Ebbene si, cari amici: nonostante quello che si possa pensare, anche i ballerini hanno un lato ‘B’.

Ovviamente non intendo parlarvi del fondoschiena, sebbene alcune stelle in calzamaglia spesso ne mostrino di notevoli, ma proprio di tutta la parte posteriore del corpo che, sovente nascosta alla vista del pubblico, ricopre invece un ruolo fondamentale nel sostegno del movimento, nell’espressività della sua dinamica spaziale e soprattutto come fulcro di forza per i port de bras.

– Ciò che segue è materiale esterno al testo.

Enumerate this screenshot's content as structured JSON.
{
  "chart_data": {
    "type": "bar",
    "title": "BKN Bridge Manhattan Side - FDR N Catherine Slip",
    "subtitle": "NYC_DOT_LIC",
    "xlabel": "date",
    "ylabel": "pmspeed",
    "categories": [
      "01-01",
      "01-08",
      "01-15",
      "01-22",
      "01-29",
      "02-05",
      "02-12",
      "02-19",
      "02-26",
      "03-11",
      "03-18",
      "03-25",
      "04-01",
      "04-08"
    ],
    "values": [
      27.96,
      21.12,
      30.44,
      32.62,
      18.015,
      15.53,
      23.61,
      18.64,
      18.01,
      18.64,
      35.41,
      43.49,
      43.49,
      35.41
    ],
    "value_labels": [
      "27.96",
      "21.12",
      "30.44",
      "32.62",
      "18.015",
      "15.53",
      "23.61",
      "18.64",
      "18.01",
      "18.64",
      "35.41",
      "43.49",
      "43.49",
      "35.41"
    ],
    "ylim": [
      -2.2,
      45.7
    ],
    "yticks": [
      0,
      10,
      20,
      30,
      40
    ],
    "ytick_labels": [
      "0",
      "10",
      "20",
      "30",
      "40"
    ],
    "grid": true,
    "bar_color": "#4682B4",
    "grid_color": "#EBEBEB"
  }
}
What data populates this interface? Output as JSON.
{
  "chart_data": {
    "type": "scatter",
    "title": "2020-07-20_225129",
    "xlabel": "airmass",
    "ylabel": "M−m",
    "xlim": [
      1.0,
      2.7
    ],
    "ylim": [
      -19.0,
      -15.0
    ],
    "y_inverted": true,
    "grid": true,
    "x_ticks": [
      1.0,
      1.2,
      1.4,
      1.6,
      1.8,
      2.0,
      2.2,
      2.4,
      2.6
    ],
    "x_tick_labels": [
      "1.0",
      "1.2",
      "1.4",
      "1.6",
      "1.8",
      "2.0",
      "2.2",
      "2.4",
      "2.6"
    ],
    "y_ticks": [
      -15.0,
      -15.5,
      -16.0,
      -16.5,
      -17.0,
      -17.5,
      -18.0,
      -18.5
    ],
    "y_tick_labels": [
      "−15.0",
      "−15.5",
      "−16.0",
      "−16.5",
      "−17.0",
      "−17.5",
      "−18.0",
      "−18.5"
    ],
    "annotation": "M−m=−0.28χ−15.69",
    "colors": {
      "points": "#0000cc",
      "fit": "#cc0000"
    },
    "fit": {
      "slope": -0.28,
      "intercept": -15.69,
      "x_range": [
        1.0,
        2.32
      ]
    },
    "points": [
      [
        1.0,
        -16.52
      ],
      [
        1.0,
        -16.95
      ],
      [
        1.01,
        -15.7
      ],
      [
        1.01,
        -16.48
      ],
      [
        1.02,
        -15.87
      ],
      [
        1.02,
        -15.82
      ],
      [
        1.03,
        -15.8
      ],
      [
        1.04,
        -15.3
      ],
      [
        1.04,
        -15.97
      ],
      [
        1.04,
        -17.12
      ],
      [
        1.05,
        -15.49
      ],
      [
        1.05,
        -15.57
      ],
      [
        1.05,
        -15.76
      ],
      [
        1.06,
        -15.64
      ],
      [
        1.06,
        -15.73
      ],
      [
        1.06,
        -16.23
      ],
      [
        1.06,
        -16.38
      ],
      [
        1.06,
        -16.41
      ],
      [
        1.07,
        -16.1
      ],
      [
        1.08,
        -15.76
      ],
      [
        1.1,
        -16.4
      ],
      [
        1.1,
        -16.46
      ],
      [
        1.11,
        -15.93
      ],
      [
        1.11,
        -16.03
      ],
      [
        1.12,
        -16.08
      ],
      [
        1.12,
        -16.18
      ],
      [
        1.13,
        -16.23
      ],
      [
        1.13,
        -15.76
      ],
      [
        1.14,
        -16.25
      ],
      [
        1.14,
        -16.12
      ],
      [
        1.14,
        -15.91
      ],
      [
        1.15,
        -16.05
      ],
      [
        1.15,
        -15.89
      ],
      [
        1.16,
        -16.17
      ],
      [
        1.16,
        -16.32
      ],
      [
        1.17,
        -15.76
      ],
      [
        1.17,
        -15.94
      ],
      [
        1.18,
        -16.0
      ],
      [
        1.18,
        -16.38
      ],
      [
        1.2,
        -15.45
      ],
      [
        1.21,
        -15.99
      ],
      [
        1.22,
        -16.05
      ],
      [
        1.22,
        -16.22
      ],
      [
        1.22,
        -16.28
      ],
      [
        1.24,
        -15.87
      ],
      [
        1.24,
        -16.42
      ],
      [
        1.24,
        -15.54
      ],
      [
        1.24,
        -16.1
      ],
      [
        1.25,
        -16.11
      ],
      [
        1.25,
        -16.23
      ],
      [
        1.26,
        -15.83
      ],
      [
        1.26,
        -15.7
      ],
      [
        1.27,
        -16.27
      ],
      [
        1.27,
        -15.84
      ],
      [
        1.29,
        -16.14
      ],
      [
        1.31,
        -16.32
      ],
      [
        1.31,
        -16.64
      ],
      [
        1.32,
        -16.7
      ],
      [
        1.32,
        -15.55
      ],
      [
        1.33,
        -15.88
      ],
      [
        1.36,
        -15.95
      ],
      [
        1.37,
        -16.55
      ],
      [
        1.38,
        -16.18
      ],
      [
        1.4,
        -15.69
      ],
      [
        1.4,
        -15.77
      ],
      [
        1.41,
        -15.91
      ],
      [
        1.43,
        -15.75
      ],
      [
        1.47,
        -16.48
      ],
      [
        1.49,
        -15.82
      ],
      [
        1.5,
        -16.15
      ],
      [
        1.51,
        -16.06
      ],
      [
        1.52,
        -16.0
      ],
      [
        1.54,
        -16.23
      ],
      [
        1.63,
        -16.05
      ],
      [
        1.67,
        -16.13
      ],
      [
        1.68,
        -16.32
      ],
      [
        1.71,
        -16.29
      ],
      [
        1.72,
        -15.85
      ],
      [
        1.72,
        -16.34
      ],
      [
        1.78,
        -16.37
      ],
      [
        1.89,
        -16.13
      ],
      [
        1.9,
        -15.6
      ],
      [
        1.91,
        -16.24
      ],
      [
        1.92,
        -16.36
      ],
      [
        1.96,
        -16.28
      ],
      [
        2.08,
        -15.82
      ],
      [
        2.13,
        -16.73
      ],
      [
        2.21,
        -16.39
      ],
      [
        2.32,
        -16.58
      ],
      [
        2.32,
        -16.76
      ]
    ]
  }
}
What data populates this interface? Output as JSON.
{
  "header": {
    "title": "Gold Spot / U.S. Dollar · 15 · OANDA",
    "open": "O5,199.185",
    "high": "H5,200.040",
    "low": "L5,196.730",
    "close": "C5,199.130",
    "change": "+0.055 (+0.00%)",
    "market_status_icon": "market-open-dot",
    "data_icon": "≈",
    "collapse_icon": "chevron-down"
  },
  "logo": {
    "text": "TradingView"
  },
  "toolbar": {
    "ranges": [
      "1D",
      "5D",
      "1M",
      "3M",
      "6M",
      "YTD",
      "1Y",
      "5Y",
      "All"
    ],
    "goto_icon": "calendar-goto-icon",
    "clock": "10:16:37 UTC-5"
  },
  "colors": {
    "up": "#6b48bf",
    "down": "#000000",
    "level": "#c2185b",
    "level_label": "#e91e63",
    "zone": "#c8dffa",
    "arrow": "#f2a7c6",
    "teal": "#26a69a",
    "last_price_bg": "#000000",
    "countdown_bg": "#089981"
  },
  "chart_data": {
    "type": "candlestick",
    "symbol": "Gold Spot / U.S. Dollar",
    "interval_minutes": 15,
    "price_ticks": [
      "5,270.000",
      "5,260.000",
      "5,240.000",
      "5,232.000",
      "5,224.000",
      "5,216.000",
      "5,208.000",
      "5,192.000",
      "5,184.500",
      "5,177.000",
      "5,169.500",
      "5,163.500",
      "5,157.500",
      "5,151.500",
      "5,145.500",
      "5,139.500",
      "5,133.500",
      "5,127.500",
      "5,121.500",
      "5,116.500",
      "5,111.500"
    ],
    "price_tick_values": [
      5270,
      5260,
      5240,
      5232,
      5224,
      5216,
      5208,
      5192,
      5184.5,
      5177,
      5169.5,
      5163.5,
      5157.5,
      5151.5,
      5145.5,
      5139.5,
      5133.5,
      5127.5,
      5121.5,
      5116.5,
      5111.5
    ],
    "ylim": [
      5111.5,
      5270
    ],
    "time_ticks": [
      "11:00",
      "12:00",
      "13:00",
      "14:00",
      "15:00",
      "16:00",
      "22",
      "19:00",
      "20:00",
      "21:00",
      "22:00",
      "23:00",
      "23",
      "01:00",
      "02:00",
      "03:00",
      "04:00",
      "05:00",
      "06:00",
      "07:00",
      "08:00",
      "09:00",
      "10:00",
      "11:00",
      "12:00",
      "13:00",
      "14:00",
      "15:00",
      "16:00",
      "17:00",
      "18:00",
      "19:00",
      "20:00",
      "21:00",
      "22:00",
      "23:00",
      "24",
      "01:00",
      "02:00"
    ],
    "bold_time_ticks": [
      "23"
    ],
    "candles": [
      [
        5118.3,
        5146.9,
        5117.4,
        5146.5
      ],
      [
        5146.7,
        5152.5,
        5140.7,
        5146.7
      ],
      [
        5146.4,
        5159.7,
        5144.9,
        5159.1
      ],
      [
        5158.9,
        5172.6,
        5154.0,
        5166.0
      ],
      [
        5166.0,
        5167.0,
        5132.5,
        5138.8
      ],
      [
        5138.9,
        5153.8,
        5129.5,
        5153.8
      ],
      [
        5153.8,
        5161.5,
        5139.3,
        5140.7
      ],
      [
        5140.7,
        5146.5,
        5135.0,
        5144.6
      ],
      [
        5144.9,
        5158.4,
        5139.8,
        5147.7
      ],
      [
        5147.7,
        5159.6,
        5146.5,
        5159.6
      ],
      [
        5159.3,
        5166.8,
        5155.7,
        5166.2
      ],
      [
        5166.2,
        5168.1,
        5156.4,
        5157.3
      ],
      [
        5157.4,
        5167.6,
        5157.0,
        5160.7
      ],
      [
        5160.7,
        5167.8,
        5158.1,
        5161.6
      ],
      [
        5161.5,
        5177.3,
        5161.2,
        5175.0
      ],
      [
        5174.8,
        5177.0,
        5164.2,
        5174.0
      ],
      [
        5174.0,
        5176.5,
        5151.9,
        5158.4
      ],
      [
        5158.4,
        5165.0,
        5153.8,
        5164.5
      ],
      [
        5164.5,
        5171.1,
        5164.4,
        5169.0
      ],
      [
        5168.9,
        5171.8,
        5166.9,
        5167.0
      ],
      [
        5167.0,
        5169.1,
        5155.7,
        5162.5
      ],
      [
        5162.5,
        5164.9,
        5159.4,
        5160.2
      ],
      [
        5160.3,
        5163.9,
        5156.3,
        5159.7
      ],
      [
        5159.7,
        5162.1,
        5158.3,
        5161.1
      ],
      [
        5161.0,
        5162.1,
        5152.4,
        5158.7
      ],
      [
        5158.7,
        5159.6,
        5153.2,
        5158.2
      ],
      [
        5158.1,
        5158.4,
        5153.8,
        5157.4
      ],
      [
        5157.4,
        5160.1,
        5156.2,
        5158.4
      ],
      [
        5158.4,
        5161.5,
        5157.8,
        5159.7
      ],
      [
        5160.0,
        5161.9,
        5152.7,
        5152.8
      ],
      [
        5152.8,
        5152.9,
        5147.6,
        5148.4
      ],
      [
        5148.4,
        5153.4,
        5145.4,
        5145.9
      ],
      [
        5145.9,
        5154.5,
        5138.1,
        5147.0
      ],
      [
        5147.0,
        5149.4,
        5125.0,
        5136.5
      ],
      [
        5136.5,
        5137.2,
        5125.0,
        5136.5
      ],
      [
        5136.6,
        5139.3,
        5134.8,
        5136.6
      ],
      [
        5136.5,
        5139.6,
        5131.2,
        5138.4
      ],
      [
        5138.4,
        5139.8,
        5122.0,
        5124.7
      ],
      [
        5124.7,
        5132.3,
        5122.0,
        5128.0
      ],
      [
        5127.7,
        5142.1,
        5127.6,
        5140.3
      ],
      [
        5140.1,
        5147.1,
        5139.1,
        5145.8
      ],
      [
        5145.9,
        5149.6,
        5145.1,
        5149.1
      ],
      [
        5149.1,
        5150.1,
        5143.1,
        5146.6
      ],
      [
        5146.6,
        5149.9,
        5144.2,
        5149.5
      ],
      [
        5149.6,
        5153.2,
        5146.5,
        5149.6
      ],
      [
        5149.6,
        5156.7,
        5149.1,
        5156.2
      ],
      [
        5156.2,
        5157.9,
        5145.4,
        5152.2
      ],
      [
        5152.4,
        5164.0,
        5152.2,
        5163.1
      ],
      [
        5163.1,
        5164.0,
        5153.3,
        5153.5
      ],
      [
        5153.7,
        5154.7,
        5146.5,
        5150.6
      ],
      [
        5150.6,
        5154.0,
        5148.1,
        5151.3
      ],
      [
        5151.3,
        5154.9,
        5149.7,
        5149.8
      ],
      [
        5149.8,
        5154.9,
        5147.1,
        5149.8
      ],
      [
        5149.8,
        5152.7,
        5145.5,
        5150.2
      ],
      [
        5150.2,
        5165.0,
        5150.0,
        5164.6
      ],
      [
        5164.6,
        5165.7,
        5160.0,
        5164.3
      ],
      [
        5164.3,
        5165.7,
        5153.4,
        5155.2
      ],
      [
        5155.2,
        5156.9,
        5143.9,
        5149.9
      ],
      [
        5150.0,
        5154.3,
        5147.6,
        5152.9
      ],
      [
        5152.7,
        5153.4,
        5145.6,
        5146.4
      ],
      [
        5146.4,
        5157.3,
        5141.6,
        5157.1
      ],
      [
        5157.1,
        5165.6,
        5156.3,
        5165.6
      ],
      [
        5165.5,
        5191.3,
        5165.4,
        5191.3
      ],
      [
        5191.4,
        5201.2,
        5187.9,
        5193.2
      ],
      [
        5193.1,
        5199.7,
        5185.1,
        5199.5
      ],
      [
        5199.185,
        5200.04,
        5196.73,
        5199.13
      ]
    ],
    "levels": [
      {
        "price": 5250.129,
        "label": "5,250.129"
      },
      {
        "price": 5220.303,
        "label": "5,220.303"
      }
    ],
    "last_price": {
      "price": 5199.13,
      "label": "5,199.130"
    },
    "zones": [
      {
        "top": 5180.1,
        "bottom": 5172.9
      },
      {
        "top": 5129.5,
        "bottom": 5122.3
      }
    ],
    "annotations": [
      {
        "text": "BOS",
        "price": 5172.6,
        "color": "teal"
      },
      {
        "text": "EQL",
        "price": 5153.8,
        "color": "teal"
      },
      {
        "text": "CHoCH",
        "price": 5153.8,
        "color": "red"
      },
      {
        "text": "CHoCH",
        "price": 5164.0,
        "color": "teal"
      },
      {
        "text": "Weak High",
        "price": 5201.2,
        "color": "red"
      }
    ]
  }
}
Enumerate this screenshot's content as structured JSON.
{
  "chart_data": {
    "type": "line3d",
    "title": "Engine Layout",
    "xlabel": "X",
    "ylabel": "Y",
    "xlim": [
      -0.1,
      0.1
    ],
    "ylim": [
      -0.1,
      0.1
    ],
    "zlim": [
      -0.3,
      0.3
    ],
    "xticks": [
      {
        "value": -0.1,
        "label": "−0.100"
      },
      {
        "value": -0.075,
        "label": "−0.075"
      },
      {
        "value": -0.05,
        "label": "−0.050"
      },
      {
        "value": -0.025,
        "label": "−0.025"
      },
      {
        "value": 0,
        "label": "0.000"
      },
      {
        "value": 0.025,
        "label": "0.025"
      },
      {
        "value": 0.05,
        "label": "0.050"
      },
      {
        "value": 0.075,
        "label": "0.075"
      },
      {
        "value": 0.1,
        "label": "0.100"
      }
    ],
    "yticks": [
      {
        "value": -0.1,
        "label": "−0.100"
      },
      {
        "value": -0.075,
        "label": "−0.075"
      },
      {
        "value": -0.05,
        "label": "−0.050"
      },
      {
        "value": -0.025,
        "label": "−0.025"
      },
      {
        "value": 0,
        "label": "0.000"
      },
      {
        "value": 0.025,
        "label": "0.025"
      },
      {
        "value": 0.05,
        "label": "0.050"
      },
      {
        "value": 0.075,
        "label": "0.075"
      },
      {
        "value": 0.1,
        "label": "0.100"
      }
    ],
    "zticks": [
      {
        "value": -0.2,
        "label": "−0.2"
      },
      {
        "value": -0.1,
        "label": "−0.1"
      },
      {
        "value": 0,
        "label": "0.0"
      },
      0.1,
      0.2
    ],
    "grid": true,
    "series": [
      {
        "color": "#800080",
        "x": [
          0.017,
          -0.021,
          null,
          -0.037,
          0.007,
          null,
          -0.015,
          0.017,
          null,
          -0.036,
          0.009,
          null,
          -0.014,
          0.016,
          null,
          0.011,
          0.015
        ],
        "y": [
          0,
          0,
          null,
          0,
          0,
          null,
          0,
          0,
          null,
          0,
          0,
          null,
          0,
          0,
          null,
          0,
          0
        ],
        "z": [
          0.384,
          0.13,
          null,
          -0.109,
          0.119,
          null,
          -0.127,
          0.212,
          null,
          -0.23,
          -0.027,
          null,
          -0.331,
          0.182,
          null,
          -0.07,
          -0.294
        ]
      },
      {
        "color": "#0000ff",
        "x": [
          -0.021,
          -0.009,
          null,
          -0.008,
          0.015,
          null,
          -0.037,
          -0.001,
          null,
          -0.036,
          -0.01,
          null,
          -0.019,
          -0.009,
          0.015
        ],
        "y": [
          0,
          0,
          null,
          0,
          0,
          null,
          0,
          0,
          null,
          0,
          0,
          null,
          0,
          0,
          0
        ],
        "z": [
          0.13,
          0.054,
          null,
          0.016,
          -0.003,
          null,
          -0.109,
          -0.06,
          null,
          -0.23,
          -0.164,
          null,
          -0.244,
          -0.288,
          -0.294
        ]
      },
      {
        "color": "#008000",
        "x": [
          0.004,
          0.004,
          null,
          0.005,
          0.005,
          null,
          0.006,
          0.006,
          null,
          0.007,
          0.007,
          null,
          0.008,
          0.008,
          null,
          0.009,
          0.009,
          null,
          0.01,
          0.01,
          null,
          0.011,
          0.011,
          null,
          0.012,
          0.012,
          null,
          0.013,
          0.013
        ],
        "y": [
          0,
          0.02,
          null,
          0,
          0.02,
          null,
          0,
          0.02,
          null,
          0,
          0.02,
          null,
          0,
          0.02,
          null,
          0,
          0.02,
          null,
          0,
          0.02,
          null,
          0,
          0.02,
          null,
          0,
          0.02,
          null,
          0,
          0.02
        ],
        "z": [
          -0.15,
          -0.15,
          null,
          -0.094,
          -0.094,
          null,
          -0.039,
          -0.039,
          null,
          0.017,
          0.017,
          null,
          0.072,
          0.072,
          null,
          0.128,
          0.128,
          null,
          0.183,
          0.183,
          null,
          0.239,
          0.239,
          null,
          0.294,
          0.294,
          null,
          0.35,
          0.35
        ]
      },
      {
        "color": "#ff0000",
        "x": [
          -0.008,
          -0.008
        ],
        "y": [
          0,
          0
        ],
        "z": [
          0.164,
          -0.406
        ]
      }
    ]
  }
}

Personalmente amo molto il codice del balletto, lo trovo affascinante, un arcipelago di vocaboli, principi e logiche sintattiche che reggono ancora la sfida del tempo, organizzati come sono in un equilibrio perfetto di possibilità, tra cui anche quella di sovvertire quelle stesse regole che lo compongono, senza mai tradirne l’essenza. Il balletto non ha mai avuto paura di cambiare, ed è proprio questa la caratteristica che gli ha consentito di attraversare i secoli fino all’epoca odierna, nella quale si è spogliato di molti orpelli, abbandonando tutto ciò che lo appesantiva e lo relegava in una estetica non più in linea con la contemporaneità. È un linguaggio sempre nuovo ma che tuttavia riesce a non tradire mai sé stesso, attraverso un delicato processo di trasformazione che solo un vecchio saggio saprebbe compiere con tanta classe e coerenza.

Quando si danza si è tesi tra uno spazio interno, del quale bisogna avere grande cura, ed uno spazio esterno, in direzione di un ‘altro’ verso il quale bisogna protrarsi con assoluta chiarezza. Agrippina Vaganova e Enrico Cecchetti hanno numerato ogni angolo e ogni fronte del quadrato nel quale il danzatore è inserito, tenendo conto non solo dello spazio davanti ma anche di quello dietro al corpo, e questo mi sembra un chiaro invito ad usare tutte le direzioni possibili quando si pensa ad una danza, senza riferirsi sempre e solo al fronte principale. Il motivo per cui poi abbiano scelto metodi di numerazione diversi rimane per me un mistero, utile solo a confondere le idee, quei mattacchioni, ma comunque se ne evince che lo spazio occupato dal danzatore è tridimensionale e non bidimensionale. Trovo attuale anche questo aspetto del codice, poiché nella contemporaneità spesso si danza in luoghi non convenzionali, in cui magari lo spazio scenico e quello riservato al pubblico non sono così definiti, ed è per questo che i coreografi sono portati ad immaginare una danza che possa essere contemplata da più punti di vista, infondendole una pregnanza drammaturgica una nuova luce al vecchio assetto logistico, tale da consentire ad ogni spettatore di assistere al proprio personale spettacolo, visibile solo da quella specifica posizione.

In questa ottica, e con la riverenza che si può riservare nel maneggiare un simile patrimonio, mi piace costruire sequenze per le lezioni che prevedano passaggi di schiena, o interi esercizi che cambiano continuamente fronte. Mi diverto a far impazzire i danzatori nel tentativo di essere precisi con direzioni, fronti e diagonali, e questo lavoro risveglia in loro la consapevolezza del lato ‘B’, che necessita di un suo canale espressivo e di ricevere istruzioni chiare. Spesso la schiena, in particolare la zona tra le scapole, che si trova in un punto cieco della nostra osservazione e percezione del corpo, viene irrigidita nel tentativo di trovare la forza necessaria per sostenere il movimento. Purtroppo se anche solo una parte del corpo si irrigidisce e non partecipa fluidamente al movimento, o sfugge alla consapevolezza, l’intero corpo e la danza stessa pagheranno per questo, perdendo in spontaneità e precisione. Un corpo rigido non produce una danza gradevole da guardare, ma al contrario, comunica fatica e un senso del limite a chi la osserva. Solo con una schiena liberata dalle tensioni non necessarie, possiamo rendere la nostra danza tridimensionale, conquistando lo spazio e trasformandolo in un paesaggio immaginativo che coinvolga lo spettatore, catturando i suoi sensi.